Production Music Association Works to Boost Gender Equity in Field
Women are making some gains, but men still dominate the music production industry. The ratio of male to female producers across 500 songs was 37 to 1, a recent study found.
Gender diversity in the music industry has a long way to go; the Production Music Association wants to help.
This week, PMA announced that it has formed a committee focused on increasing female representation in music production and the larger media industry.
“People are shocked to learn that a mere 3% of music composers in media are female and this figure could be even lower in production music,’’ said Mirette Seireg, chair of the newly formed Inclusion Committee and founder of Mpath Music Library. “Raising this percentage is not only the right thing to do but the smart thing to do because it’s been demonstrated time and again that when women achieve equal status everyone prospers.”
The committee plans to work with the Geena Davis Institute on Gender in the Media to conduct field studies on the state of gender in the production music industry.
Suzy Shinn, a two-time Grammy-nominated recording engineer, songwriter, and producer, said that things were slowly improving.
“I would walk into a session, six years ago maybe, and I would be the engineer, and they would say, ‘Where’s the engineer? Can you go get us coffee?’ I’d say, ‘I can get you coffee, and I can also record you,’” Shinn said in an interview with Grammy.com. “Now, even in the past year, I’ve met other female engineers or producers. I think that’s because a conversation has been opened up to say, ‘It’s cool, we can do this.’”
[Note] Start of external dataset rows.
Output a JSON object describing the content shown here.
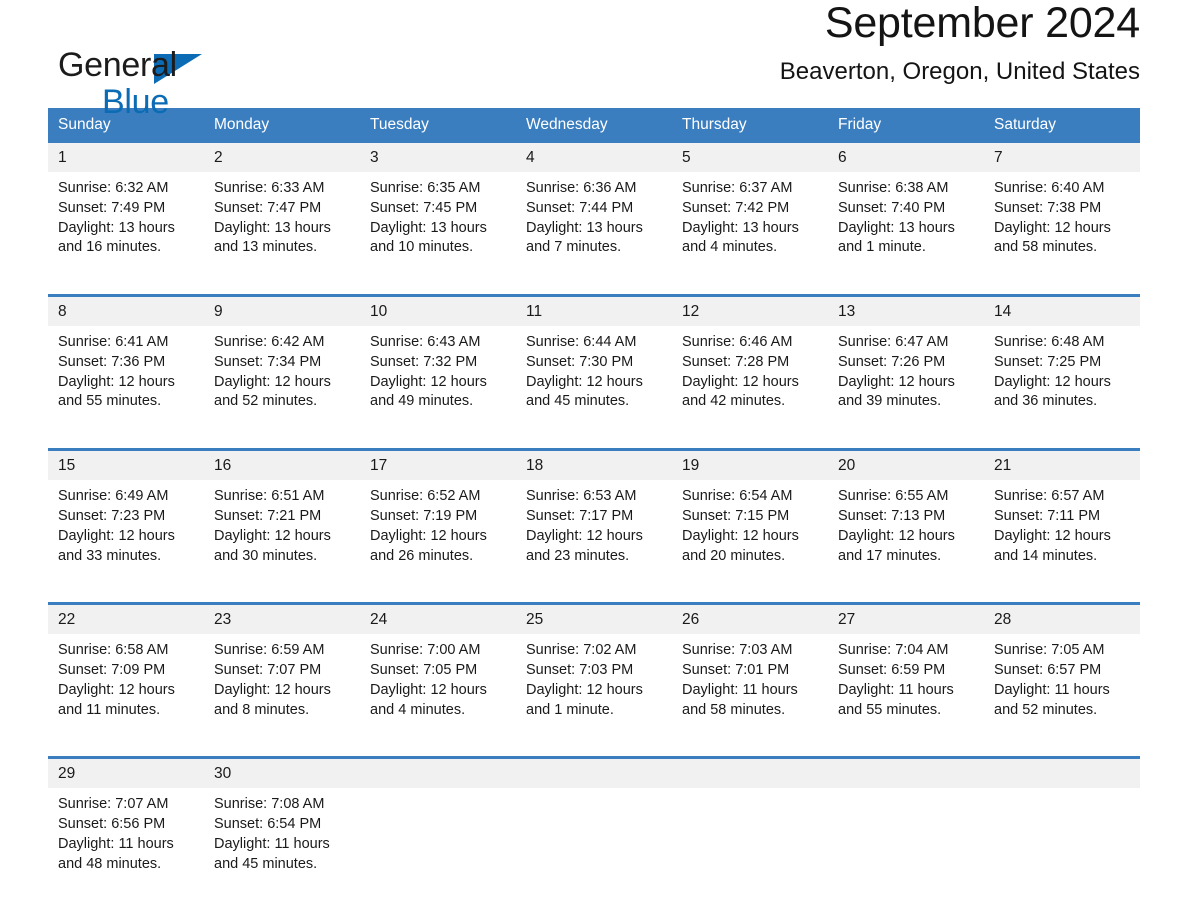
{
  "brand": {
    "name_part1": "General",
    "name_part2": "Blue",
    "flag_icon": "triangle-flag-icon"
  },
  "header": {
    "month_title": "September 2024",
    "location": "Beaverton, Oregon, United States"
  },
  "colors": {
    "accent_blue": "#3a7ebf",
    "brand_blue": "#0b6cb5",
    "daynum_background": "#f1f1f1",
    "cell_background": "#ffffff",
    "text": "#1a1a1a"
  },
  "weekdays": [
    "Sunday",
    "Monday",
    "Tuesday",
    "Wednesday",
    "Thursday",
    "Friday",
    "Saturday"
  ],
  "labels": {
    "sunrise_prefix": "Sunrise:",
    "sunset_prefix": "Sunset:",
    "daylight_prefix": "Daylight:"
  },
  "weeks": [
    {
      "days": [
        {
          "num": "1",
          "sunrise": "Sunrise: 6:32 AM",
          "sunset": "Sunset: 7:49 PM",
          "daylight_l1": "Daylight: 13 hours",
          "daylight_l2": "and 16 minutes."
        },
        {
          "num": "2",
          "sunrise": "Sunrise: 6:33 AM",
          "sunset": "Sunset: 7:47 PM",
          "daylight_l1": "Daylight: 13 hours",
          "daylight_l2": "and 13 minutes."
        },
        {
          "num": "3",
          "sunrise": "Sunrise: 6:35 AM",
          "sunset": "Sunset: 7:45 PM",
          "daylight_l1": "Daylight: 13 hours",
          "daylight_l2": "and 10 minutes."
        },
        {
          "num": "4",
          "sunrise": "Sunrise: 6:36 AM",
          "sunset": "Sunset: 7:44 PM",
          "daylight_l1": "Daylight: 13 hours",
          "daylight_l2": "and 7 minutes."
        },
        {
          "num": "5",
          "sunrise": "Sunrise: 6:37 AM",
          "sunset": "Sunset: 7:42 PM",
          "daylight_l1": "Daylight: 13 hours",
          "daylight_l2": "and 4 minutes."
        },
        {
          "num": "6",
          "sunrise": "Sunrise: 6:38 AM",
          "sunset": "Sunset: 7:40 PM",
          "daylight_l1": "Daylight: 13 hours",
          "daylight_l2": "and 1 minute."
        },
        {
          "num": "7",
          "sunrise": "Sunrise: 6:40 AM",
          "sunset": "Sunset: 7:38 PM",
          "daylight_l1": "Daylight: 12 hours",
          "daylight_l2": "and 58 minutes."
        }
      ]
    },
    {
      "days": [
        {
          "num": "8",
          "sunrise": "Sunrise: 6:41 AM",
          "sunset": "Sunset: 7:36 PM",
          "daylight_l1": "Daylight: 12 hours",
          "daylight_l2": "and 55 minutes."
        },
        {
          "num": "9",
          "sunrise": "Sunrise: 6:42 AM",
          "sunset": "Sunset: 7:34 PM",
          "daylight_l1": "Daylight: 12 hours",
          "daylight_l2": "and 52 minutes."
        },
        {
          "num": "10",
          "sunrise": "Sunrise: 6:43 AM",
          "sunset": "Sunset: 7:32 PM",
          "daylight_l1": "Daylight: 12 hours",
          "daylight_l2": "and 49 minutes."
        },
        {
          "num": "11",
          "sunrise": "Sunrise: 6:44 AM",
          "sunset": "Sunset: 7:30 PM",
          "daylight_l1": "Daylight: 12 hours",
          "daylight_l2": "and 45 minutes."
        },
        {
          "num": "12",
          "sunrise": "Sunrise: 6:46 AM",
          "sunset": "Sunset: 7:28 PM",
          "daylight_l1": "Daylight: 12 hours",
          "daylight_l2": "and 42 minutes."
        },
        {
          "num": "13",
          "sunrise": "Sunrise: 6:47 AM",
          "sunset": "Sunset: 7:26 PM",
          "daylight_l1": "Daylight: 12 hours",
          "daylight_l2": "and 39 minutes."
        },
        {
          "num": "14",
          "sunrise": "Sunrise: 6:48 AM",
          "sunset": "Sunset: 7:25 PM",
          "daylight_l1": "Daylight: 12 hours",
          "daylight_l2": "and 36 minutes."
        }
      ]
    },
    {
      "days": [
        {
          "num": "15",
          "sunrise": "Sunrise: 6:49 AM",
          "sunset": "Sunset: 7:23 PM",
          "daylight_l1": "Daylight: 12 hours",
          "daylight_l2": "and 33 minutes."
        },
        {
          "num": "16",
          "sunrise": "Sunrise: 6:51 AM",
          "sunset": "Sunset: 7:21 PM",
          "daylight_l1": "Daylight: 12 hours",
          "daylight_l2": "and 30 minutes."
        },
        {
          "num": "17",
          "sunrise": "Sunrise: 6:52 AM",
          "sunset": "Sunset: 7:19 PM",
          "daylight_l1": "Daylight: 12 hours",
          "daylight_l2": "and 26 minutes."
        },
        {
          "num": "18",
          "sunrise": "Sunrise: 6:53 AM",
          "sunset": "Sunset: 7:17 PM",
          "daylight_l1": "Daylight: 12 hours",
          "daylight_l2": "and 23 minutes."
        },
        {
          "num": "19",
          "sunrise": "Sunrise: 6:54 AM",
          "sunset": "Sunset: 7:15 PM",
          "daylight_l1": "Daylight: 12 hours",
          "daylight_l2": "and 20 minutes."
        },
        {
          "num": "20",
          "sunrise": "Sunrise: 6:55 AM",
          "sunset": "Sunset: 7:13 PM",
          "daylight_l1": "Daylight: 12 hours",
          "daylight_l2": "and 17 minutes."
        },
        {
          "num": "21",
          "sunrise": "Sunrise: 6:57 AM",
          "sunset": "Sunset: 7:11 PM",
          "daylight_l1": "Daylight: 12 hours",
          "daylight_l2": "and 14 minutes."
        }
      ]
    },
    {
      "days": [
        {
          "num": "22",
          "sunrise": "Sunrise: 6:58 AM",
          "sunset": "Sunset: 7:09 PM",
          "daylight_l1": "Daylight: 12 hours",
          "daylight_l2": "and 11 minutes."
        },
        {
          "num": "23",
          "sunrise": "Sunrise: 6:59 AM",
          "sunset": "Sunset: 7:07 PM",
          "daylight_l1": "Daylight: 12 hours",
          "daylight_l2": "and 8 minutes."
        },
        {
          "num": "24",
          "sunrise": "Sunrise: 7:00 AM",
          "sunset": "Sunset: 7:05 PM",
          "daylight_l1": "Daylight: 12 hours",
          "daylight_l2": "and 4 minutes."
        },
        {
          "num": "25",
          "sunrise": "Sunrise: 7:02 AM",
          "sunset": "Sunset: 7:03 PM",
          "daylight_l1": "Daylight: 12 hours",
          "daylight_l2": "and 1 minute."
        },
        {
          "num": "26",
          "sunrise": "Sunrise: 7:03 AM",
          "sunset": "Sunset: 7:01 PM",
          "daylight_l1": "Daylight: 11 hours",
          "daylight_l2": "and 58 minutes."
        },
        {
          "num": "27",
          "sunrise": "Sunrise: 7:04 AM",
          "sunset": "Sunset: 6:59 PM",
          "daylight_l1": "Daylight: 11 hours",
          "daylight_l2": "and 55 minutes."
        },
        {
          "num": "28",
          "sunrise": "Sunrise: 7:05 AM",
          "sunset": "Sunset: 6:57 PM",
          "daylight_l1": "Daylight: 11 hours",
          "daylight_l2": "and 52 minutes."
        }
      ]
    },
    {
      "days": [
        {
          "num": "29",
          "sunrise": "Sunrise: 7:07 AM",
          "sunset": "Sunset: 6:56 PM",
          "daylight_l1": "Daylight: 11 hours",
          "daylight_l2": "and 48 minutes."
        },
        {
          "num": "30",
          "sunrise": "Sunrise: 7:08 AM",
          "sunset": "Sunset: 6:54 PM",
          "daylight_l1": "Daylight: 11 hours",
          "daylight_l2": "and 45 minutes."
        },
        null,
        null,
        null,
        null,
        null
      ]
    }
  ]
}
In a January 2020 report, Dr. Stacy L. Smith, an associate professor at the University of Southern California and the founder of its Annenberg Inclusion Initiative, analyzed top songs from 2012 to 2019. She discovered that the ratio of male to female producers across 500 songs was 37 to 1.
“The music industry has virtually erased female producers, particularly women of color, from the popular charts,” Smith said to the Los Angeles Times. “As producers fill a leading creative role, it’s essential to ensure that women from all backgrounds are being considered and hired throughout the industry. Moreover, the industry itself must continue to expand its commitment to representing the voices and talent of women in all aspects of the business.”
In addition to the efforts of PMA, other organizations are working to create change in the music industry for women, including She Is The Music, the Spotify EQL Residency program, and Women’s Audio Mission.